Клинопись глубокой старости на замшевых щеках, попорченные пигментными пятнами руки, при ходьбе ныряющие назад, крутая дуга позвоночника, пунктиром проступающего сквозь вечную кофту унылого коричневого цвета, кажущиеся ороговевшими от прикосновений времени веки, блеклые глаза, в которых обманчиво теплится светлая душа, — такой представляла она себе старушку Наталью Ивановну, и чем более ярким оказывалось в ее воображении убожество старушки, тем сильнее была жалость к себе, именно к себе, как это ни странно, и хотя Наталья Ивановна подарила суконное пальтецо ей, тогдашней маленькой сиротке, более трех десятилетий назад, в голый послевоенный год, но времена непонятным образом смещались, и уже не сиротка, а зрелая женщина, униженная собственной жалостью, готова была протестовать против того, что подала ей богатую милостыню столь немощная, столь несчастная старуха. Спасало от расслабляющей жалости одно: она едет к Наталье Ивановне, настал срок благородного платежа, и как хотелось бы застать старушку в одиночестве и бедности, выпустить на волю все денежки, утопающие в шелках кошелька, поменять вечную старушечью кофту на строгий изысканный жакет или согреть ее худенькие плечи венком из черной лисы — воздать добром за добро и восхититься своим подвигом!
— Зинаида Павловна, Зинаида Павловна! — понесся по вагону, груженному солнечным светом, напеваемый речитативом рефрен, и она с некоторым раздражением повернулась на зов, недоумевая, кто бы это мог проведать о затеваемом ею путешествии из областного центра в районный, но тот, кто взывал ко второй Зинаиде Павловне, понес мимо нее нежную улыбку, и она подумала о том, как хорошо, что у нее еще есть разновидность имени-отчества, краткое ласкательное имя, дарованное ей обаятельным мужем: Зи.

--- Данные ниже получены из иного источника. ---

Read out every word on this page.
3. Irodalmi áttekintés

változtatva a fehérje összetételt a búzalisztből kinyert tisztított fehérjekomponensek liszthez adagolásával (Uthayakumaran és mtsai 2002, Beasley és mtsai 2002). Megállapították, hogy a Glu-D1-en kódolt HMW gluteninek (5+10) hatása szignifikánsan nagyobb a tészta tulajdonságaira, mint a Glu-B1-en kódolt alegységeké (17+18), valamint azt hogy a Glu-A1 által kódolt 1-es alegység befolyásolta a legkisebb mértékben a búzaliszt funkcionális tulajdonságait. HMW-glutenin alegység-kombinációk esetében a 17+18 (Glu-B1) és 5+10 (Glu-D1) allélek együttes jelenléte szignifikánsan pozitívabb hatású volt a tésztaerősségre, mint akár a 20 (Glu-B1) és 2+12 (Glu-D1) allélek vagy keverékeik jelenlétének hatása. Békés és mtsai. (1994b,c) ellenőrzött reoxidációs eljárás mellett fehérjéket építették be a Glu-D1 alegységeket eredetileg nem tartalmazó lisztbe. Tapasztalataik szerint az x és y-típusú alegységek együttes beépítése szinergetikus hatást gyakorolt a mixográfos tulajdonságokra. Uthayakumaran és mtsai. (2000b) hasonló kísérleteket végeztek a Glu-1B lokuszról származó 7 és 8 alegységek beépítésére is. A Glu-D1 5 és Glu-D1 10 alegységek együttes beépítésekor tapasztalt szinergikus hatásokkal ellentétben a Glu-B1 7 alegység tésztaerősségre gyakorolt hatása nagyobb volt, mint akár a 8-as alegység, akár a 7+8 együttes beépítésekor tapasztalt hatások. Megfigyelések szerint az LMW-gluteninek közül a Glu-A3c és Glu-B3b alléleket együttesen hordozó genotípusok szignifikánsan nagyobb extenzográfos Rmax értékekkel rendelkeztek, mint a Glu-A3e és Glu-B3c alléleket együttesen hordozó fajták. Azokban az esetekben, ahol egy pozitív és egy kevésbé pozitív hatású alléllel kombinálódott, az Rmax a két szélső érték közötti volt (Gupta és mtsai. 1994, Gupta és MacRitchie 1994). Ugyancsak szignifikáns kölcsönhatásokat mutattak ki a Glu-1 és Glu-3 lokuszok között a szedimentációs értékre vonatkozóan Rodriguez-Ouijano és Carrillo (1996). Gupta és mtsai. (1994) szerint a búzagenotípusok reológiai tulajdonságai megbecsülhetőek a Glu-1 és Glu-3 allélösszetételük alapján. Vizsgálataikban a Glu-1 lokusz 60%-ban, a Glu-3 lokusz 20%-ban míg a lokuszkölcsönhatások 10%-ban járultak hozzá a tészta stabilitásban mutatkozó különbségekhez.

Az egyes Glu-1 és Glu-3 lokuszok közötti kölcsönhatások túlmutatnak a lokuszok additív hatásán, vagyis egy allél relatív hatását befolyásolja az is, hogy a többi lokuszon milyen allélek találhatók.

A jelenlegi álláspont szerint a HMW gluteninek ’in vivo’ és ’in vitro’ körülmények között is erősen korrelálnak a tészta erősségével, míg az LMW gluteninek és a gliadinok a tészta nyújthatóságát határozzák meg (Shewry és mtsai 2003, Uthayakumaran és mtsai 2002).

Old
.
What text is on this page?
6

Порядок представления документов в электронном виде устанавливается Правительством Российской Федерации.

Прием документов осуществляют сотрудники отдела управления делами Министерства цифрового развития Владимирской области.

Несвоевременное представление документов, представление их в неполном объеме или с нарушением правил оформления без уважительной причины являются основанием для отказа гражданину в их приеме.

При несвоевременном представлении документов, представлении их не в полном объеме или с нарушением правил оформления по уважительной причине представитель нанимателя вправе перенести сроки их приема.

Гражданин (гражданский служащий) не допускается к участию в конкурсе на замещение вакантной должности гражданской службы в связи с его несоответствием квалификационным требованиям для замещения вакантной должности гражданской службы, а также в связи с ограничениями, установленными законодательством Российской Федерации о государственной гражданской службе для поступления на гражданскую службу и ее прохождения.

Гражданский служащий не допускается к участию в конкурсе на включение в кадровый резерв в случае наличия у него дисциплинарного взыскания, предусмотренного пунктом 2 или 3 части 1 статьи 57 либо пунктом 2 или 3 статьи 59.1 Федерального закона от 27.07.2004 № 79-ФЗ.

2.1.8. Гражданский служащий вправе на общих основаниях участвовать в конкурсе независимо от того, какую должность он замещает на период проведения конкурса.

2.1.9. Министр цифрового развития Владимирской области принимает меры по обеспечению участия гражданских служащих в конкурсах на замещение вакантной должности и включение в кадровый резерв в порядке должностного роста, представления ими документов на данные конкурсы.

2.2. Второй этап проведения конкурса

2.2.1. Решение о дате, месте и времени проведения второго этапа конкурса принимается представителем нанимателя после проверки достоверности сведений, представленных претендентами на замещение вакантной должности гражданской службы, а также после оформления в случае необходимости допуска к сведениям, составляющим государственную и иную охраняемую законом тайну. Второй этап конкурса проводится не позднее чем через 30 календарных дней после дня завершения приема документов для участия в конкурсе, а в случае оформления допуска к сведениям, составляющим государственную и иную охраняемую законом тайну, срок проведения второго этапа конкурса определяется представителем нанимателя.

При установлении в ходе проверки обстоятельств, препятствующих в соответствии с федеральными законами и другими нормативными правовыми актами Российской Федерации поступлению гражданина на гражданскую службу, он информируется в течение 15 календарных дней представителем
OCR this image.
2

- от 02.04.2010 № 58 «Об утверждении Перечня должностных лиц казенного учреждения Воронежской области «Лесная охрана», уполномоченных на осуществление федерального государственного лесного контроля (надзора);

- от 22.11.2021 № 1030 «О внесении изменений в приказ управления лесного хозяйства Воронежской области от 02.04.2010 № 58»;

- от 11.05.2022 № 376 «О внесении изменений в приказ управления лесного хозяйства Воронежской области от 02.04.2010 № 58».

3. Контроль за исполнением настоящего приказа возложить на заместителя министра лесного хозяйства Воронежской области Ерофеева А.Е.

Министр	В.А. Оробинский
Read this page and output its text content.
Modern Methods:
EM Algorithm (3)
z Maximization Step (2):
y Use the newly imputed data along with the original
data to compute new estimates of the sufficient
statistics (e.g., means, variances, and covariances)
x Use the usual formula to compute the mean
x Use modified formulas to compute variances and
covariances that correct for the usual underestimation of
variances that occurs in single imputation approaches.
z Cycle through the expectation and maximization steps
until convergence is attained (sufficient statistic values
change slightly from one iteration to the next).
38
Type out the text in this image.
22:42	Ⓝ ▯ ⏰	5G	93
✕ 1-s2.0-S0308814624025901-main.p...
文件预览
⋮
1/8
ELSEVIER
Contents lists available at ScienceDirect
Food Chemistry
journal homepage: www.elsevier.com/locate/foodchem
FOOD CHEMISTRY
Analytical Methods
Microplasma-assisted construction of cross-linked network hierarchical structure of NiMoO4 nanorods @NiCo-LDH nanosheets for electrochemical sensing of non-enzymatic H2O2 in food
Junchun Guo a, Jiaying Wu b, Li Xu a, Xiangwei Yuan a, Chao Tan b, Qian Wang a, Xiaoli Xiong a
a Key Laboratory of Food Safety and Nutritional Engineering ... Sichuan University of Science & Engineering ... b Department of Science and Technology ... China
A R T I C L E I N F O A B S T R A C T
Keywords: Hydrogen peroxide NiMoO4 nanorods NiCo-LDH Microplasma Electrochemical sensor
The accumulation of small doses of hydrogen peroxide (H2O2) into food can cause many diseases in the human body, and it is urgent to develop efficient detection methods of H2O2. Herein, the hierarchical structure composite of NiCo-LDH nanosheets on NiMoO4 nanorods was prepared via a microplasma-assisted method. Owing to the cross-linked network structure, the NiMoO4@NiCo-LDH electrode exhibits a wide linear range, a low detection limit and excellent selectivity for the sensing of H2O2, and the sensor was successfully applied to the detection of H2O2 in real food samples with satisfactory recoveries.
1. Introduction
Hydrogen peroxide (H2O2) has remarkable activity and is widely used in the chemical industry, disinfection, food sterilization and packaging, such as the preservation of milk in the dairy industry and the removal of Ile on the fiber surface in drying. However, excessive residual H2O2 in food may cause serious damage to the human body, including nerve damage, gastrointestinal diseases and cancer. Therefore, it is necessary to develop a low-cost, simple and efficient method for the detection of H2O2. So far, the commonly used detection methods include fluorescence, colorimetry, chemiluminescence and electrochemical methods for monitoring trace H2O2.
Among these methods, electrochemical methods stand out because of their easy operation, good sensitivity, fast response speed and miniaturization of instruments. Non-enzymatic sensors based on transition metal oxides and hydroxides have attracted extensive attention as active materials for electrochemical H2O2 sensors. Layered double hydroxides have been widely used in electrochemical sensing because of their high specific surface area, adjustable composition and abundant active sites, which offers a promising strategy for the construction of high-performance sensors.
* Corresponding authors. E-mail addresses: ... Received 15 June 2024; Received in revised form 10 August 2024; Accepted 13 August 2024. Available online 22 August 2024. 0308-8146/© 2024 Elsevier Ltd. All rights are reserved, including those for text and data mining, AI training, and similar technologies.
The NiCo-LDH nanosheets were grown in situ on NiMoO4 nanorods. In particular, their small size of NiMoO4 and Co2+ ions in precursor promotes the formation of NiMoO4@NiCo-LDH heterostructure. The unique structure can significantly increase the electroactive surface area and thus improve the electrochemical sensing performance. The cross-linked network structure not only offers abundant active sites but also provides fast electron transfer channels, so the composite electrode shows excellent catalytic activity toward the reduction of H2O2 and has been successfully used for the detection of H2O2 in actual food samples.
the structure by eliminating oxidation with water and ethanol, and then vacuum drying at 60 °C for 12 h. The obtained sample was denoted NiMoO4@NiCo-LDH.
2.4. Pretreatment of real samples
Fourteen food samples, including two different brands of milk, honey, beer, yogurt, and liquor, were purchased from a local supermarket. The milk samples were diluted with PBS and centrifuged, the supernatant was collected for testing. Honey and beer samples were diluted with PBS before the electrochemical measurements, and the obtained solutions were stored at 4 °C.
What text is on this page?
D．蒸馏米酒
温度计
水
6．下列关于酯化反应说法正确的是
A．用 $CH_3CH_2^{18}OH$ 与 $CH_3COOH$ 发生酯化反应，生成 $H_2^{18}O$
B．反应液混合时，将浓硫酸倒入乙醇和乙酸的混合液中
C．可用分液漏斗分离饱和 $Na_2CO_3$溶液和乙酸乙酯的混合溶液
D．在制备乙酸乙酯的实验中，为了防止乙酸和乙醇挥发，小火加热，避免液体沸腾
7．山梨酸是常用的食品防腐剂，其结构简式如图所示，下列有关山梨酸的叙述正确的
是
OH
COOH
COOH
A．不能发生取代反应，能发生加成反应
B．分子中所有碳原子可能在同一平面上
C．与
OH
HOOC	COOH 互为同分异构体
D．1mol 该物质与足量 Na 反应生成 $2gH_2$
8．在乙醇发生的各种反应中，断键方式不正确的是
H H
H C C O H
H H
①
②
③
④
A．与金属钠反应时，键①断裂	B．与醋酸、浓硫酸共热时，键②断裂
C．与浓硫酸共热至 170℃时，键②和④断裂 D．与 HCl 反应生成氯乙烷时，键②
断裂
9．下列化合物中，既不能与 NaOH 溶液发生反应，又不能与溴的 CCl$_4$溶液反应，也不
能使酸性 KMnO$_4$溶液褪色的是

Ты не спеша шествуешь по коридорам поликлиники, где ты медицинская сестра Зинаида Павловна, где на тебя с мистическим благоговением смотрят занемогшие люди, ты держишься с апломбом в терапевтическом кабинете и, выписывая под тихую диктовку врача рецепт, тайно торжествуешь, что выглядишь достойнее и краше усталой женщины, приближающей лицо к чужим сердцам, ты мучаешься мигренью, но сохраняешь вид некой титулованной особы, ты к концу приемного времени уже не можешь прислушиваться к жалобам, выражаемым столь коряво, нескладно, что кажется, будто один больной пародирует другого больного, — и вся эта первая жизнь дня стоически переносится тобою во имя той второй, человеческой, теплой жизни, когда твой семейный соратник так душевно будет называть тебя: «Зи, послушай, Зи». И это сокращенное имя, этот пароль любви искупает все беспокойства дня! И что поразительно: в самые мрачные времена, когда мигрень вьет долгую боль или когда безуспешно пытаешься счесть свои изящные морщинки украшением второй молодости, стоит напомнить себе свое любимое имя Зи — и тотчас же пробудится в душе лирическая благодарность всему свету.